Mr. Caldwell, who first visited the NYSE while working for Merrill Lynch & Co. in the 1970s, hopes to buy a few more seats before the Big Board goes public, probably sometime in the next nine months. His strategy to date has been buying on behalf of trusted associates, because exchange rules stipulate that no one person can own more than one seat.
But the 61-year-old is running out of friends and family: He already has bought seats in the names of his wife, two assistants and a 24-year-old research analyst. "She is going around and saying she's the youngest member of the NYSE," Mr. Caldwell says of the analyst. "She'll probably be one of the last, too."
Others who also believe Big Board seats will pay off as investments haven't gotten as far, including Gordon Faux, a 26-year-old business-school student who once worked for Mr. Caldwell as an analyst. Mr. Faux applied to buy a seat in April after the Archipelago deal was announced, dutifully sending the 25 or so pages of paperwork required of new buyers. After two months, he was still waiting to hear if he could buy a seat.
Earlier this year, retired NYSE trader William Higgins tried to buy a seat in his wife's name when the seats were fetching about $1 million. But as he and his wife Beth were waiting for her fingerprints to be cleared by authorities, seat prices moved up to about $1.4 million. Mr. Higgins decided that was too steep.
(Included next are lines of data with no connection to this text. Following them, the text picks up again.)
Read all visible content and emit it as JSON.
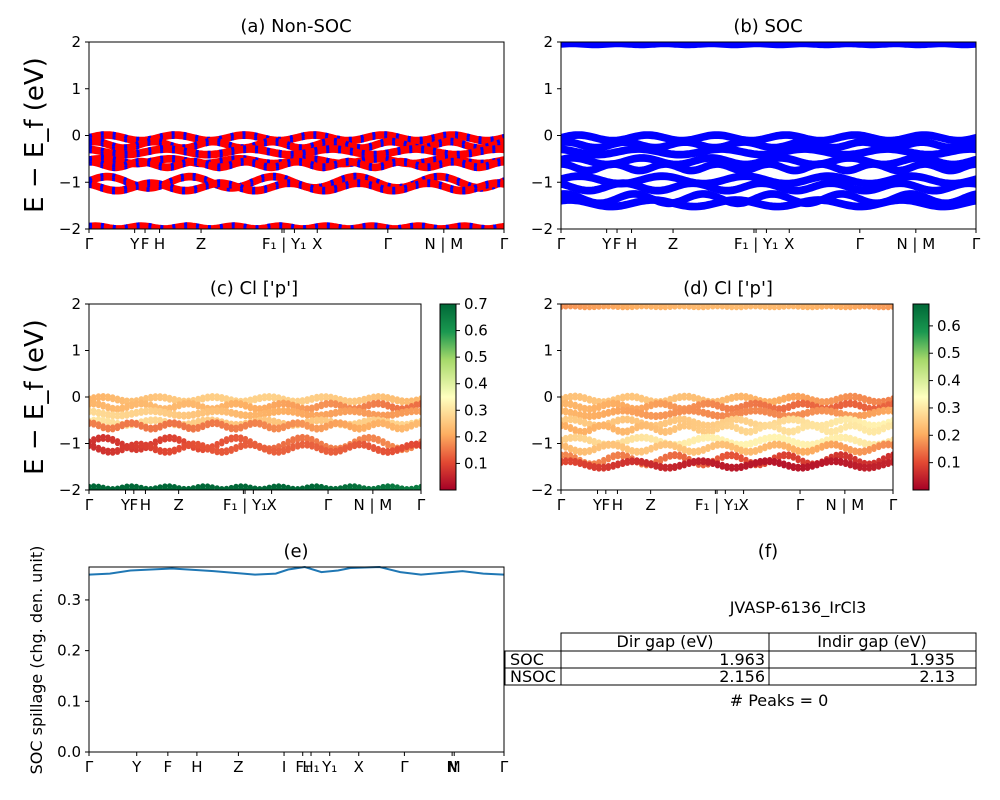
{
  "kpoint_labels": [
    "Γ",
    "Y",
    "F",
    "H",
    "Z",
    "F₁ | Y₁",
    "X",
    "Γ",
    "N | M",
    "Γ"
  ],
  "kpoint_labels_ab": [
    "Γ",
    "YFH",
    "Z",
    "F₁ | Y₁ X",
    "Γ",
    "N | M",
    "Γ"
  ],
  "kpoint_labels_e": [
    "Γ",
    "Y",
    "F",
    "H",
    "Z",
    "I",
    "F₁",
    "H₁",
    "Y₁",
    "X",
    "Γ",
    "N",
    "M",
    "Γ"
  ],
  "colors": {
    "nonsoc_primary": "#ff0000",
    "nonsoc_secondary": "#0000ff",
    "soc": "#0000ff",
    "spillage_line": "#1f77b4"
  },
  "chart_data": [
    {
      "id": "a",
      "type": "line",
      "title": "(a) Non-SOC",
      "ylabel": "E − E_f (eV)",
      "ylim": [
        -2,
        2
      ],
      "yticks": [
        "2",
        "1",
        "0",
        "−1",
        "−2"
      ],
      "series": [
        {
          "center": -0.05,
          "amp": 0.06,
          "freq": 6,
          "phase": 0.0
        },
        {
          "center": -0.2,
          "amp": 0.07,
          "freq": 7,
          "phase": 1.0
        },
        {
          "center": -0.35,
          "amp": 0.06,
          "freq": 5,
          "phase": 2.0
        },
        {
          "center": -0.55,
          "amp": 0.05,
          "freq": 6,
          "phase": 0.5
        },
        {
          "center": -0.62,
          "amp": 0.06,
          "freq": 8,
          "phase": 1.5
        },
        {
          "center": -1.0,
          "amp": 0.12,
          "freq": 5,
          "phase": 0.2
        },
        {
          "center": -1.1,
          "amp": 0.08,
          "freq": 6,
          "phase": 2.2
        },
        {
          "center": -1.97,
          "amp": 0.03,
          "freq": 9,
          "phase": 0.7
        }
      ]
    },
    {
      "id": "b",
      "type": "line",
      "title": "(b) SOC",
      "ylabel": "",
      "ylim": [
        -2,
        2
      ],
      "yticks": [
        "2",
        "1",
        "0",
        "−1",
        "−2"
      ],
      "series": [
        {
          "center": 1.96,
          "amp": 0.01,
          "freq": 9,
          "phase": 0.0
        },
        {
          "center": -0.05,
          "amp": 0.06,
          "freq": 6,
          "phase": 0.0
        },
        {
          "center": -0.2,
          "amp": 0.06,
          "freq": 7,
          "phase": 1.0
        },
        {
          "center": -0.35,
          "amp": 0.06,
          "freq": 5,
          "phase": 2.0
        },
        {
          "center": -0.55,
          "amp": 0.07,
          "freq": 6,
          "phase": 0.5
        },
        {
          "center": -0.68,
          "amp": 0.07,
          "freq": 8,
          "phase": 1.5
        },
        {
          "center": -0.95,
          "amp": 0.08,
          "freq": 5,
          "phase": 0.2
        },
        {
          "center": -1.1,
          "amp": 0.08,
          "freq": 6,
          "phase": 2.2
        },
        {
          "center": -1.35,
          "amp": 0.1,
          "freq": 6,
          "phase": 1.2
        },
        {
          "center": -1.45,
          "amp": 0.07,
          "freq": 5,
          "phase": 0.9
        }
      ]
    },
    {
      "id": "c",
      "type": "scatter",
      "title": "(c)  Cl ['p']",
      "ylabel": "E − E_f (eV)",
      "ylim": [
        -2,
        2
      ],
      "yticks": [
        "2",
        "1",
        "0",
        "−1",
        "−2"
      ],
      "colorbar": {
        "ticks": [
          "0.7",
          "0.6",
          "0.5",
          "0.4",
          "0.3",
          "0.2",
          "0.1"
        ],
        "range": [
          0.0,
          0.7
        ]
      },
      "series": [
        {
          "center": -0.05,
          "amp": 0.05,
          "freq": 6,
          "phase": 0.0,
          "w": 0.22
        },
        {
          "center": -0.2,
          "amp": 0.06,
          "freq": 7,
          "phase": 1.0,
          "w": 0.18
        },
        {
          "center": -0.35,
          "amp": 0.05,
          "freq": 5,
          "phase": 2.0,
          "w": 0.24
        },
        {
          "center": -0.55,
          "amp": 0.05,
          "freq": 6,
          "phase": 0.5,
          "w": 0.3
        },
        {
          "center": -0.62,
          "amp": 0.06,
          "freq": 8,
          "phase": 1.5,
          "w": 0.2
        },
        {
          "center": -1.0,
          "amp": 0.12,
          "freq": 5,
          "phase": 0.2,
          "w": 0.12
        },
        {
          "center": -1.1,
          "amp": 0.08,
          "freq": 6,
          "phase": 2.2,
          "w": 0.08
        },
        {
          "center": -1.97,
          "amp": 0.03,
          "freq": 9,
          "phase": 0.7,
          "w": 0.68
        }
      ]
    },
    {
      "id": "d",
      "type": "scatter",
      "title": "(d) Cl ['p']",
      "ylabel": "",
      "ylim": [
        -2,
        2
      ],
      "yticks": [
        "2",
        "1",
        "0",
        "−1",
        "−2"
      ],
      "colorbar": {
        "ticks": [
          "0.6",
          "0.5",
          "0.4",
          "0.3",
          "0.2",
          "0.1"
        ],
        "range": [
          0.0,
          0.68
        ]
      },
      "series": [
        {
          "center": 1.96,
          "amp": 0.01,
          "freq": 9,
          "phase": 0.0,
          "w": 0.18
        },
        {
          "center": -0.05,
          "amp": 0.06,
          "freq": 6,
          "phase": 0.0,
          "w": 0.2
        },
        {
          "center": -0.2,
          "amp": 0.06,
          "freq": 7,
          "phase": 1.0,
          "w": 0.18
        },
        {
          "center": -0.35,
          "amp": 0.06,
          "freq": 5,
          "phase": 2.0,
          "w": 0.22
        },
        {
          "center": -0.55,
          "amp": 0.07,
          "freq": 6,
          "phase": 0.5,
          "w": 0.3
        },
        {
          "center": -0.68,
          "amp": 0.07,
          "freq": 8,
          "phase": 1.5,
          "w": 0.26
        },
        {
          "center": -0.95,
          "amp": 0.08,
          "freq": 5,
          "phase": 0.2,
          "w": 0.28
        },
        {
          "center": -1.1,
          "amp": 0.08,
          "freq": 6,
          "phase": 2.2,
          "w": 0.2
        },
        {
          "center": -1.35,
          "amp": 0.1,
          "freq": 6,
          "phase": 1.2,
          "w": 0.12
        },
        {
          "center": -1.45,
          "amp": 0.07,
          "freq": 5,
          "phase": 0.9,
          "w": 0.08
        }
      ]
    },
    {
      "id": "e",
      "type": "line",
      "title": "(e)",
      "ylabel": "SOC spillage (chg. den. unit)",
      "ylim": [
        0.0,
        0.365
      ],
      "yticks": [
        "0.3",
        "0.2",
        "0.1",
        "0.0"
      ],
      "x": [
        0,
        0.05,
        0.1,
        0.2,
        0.3,
        0.4,
        0.45,
        0.48,
        0.52,
        0.56,
        0.6,
        0.63,
        0.7,
        0.75,
        0.8,
        0.9,
        0.95,
        1.0
      ],
      "y": [
        0.35,
        0.352,
        0.358,
        0.362,
        0.357,
        0.35,
        0.352,
        0.36,
        0.365,
        0.355,
        0.358,
        0.363,
        0.365,
        0.355,
        0.35,
        0.357,
        0.352,
        0.35
      ]
    }
  ],
  "panel_f": {
    "title": "(f)",
    "subtitle": "JVASP-6136_IrCl3",
    "col_headers": [
      "Dir gap (eV)",
      "Indir gap (eV)"
    ],
    "rows": [
      {
        "label": "SOC",
        "dir": "1.963",
        "indir": "1.935"
      },
      {
        "label": "NSOC",
        "dir": "2.156",
        "indir": "2.13"
      }
    ],
    "peaks": "# Peaks = 0"
  }
}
Seat prices on an upswing have been a source of income for some. In the late 1970s, retired traders started leasing their seats out. Then outside investors, including the late race-car driver Dale Earnhardt and private-equity investor Steven Rattner, began buying seats to lease.
After peaking at $2.65 million in 1999 during a bull market for stocks, the price of a seat plunged to less than $1 million early this year amid fears that the exchange would lose ground to electronic competitors like Archipelago. News of a deal with that firm raised seat prices again, and nearly three dozen seats have traded since the deal was announced on April 20, a frantic day when interested parties initially were unable to a get a quote on seats.
But the heated market for seats also has become a testy one. Allison Wey, the wife of floor trader Richard Wey, sued the exchange this month, contending Chief Executive John A. Thain had promised Mr. Wey in February that the exchange had no plans to go public. That statement led the Weys to sell their seat in March for $1.54 million, leaving nearly $1 million on the table when the announcement of the Archipelago deal sent seat prices soaring, the suit alleged. The NYSE says the case is without merit.
All of this is a long way from where the exchange began in 1792, when a group of men bartered under a buttonwood tree on Wall Street. They moved indoors a few years later, and traders were assigned chairs from which they stood to buy or sell when an auctioneer called off a stock they wanted. The chairs were removed in 1871 after the NYSE merged with a rival, but the name "seat" stuck.
Clubby rules were in place from early on. For many years, members voted on applicants, at one point by placing black or white marbles in a box. An admissions committee of senior members took over but was later replaced by NYSE staff. The U.S. Supreme Court opened the process somewhat in 1963, ruling that the NYSE couldn't deny access to market participants without fair procedures like a hearing. But the Big Board's first female member, Muriel "Mickey" Siebert, recalls asking about a dozen members to sponsor her in 1967 before finding two willing to back her.
Meanwhile, Mr. Caldwell and his cohorts -- clients, partnerships and a mutual fund, as well as a son, who together own more seats than most Wall Street banks -- are still in the market. "The best value on the NYSE is the NYSE," says Brendan Caldwell, the son of the money manager.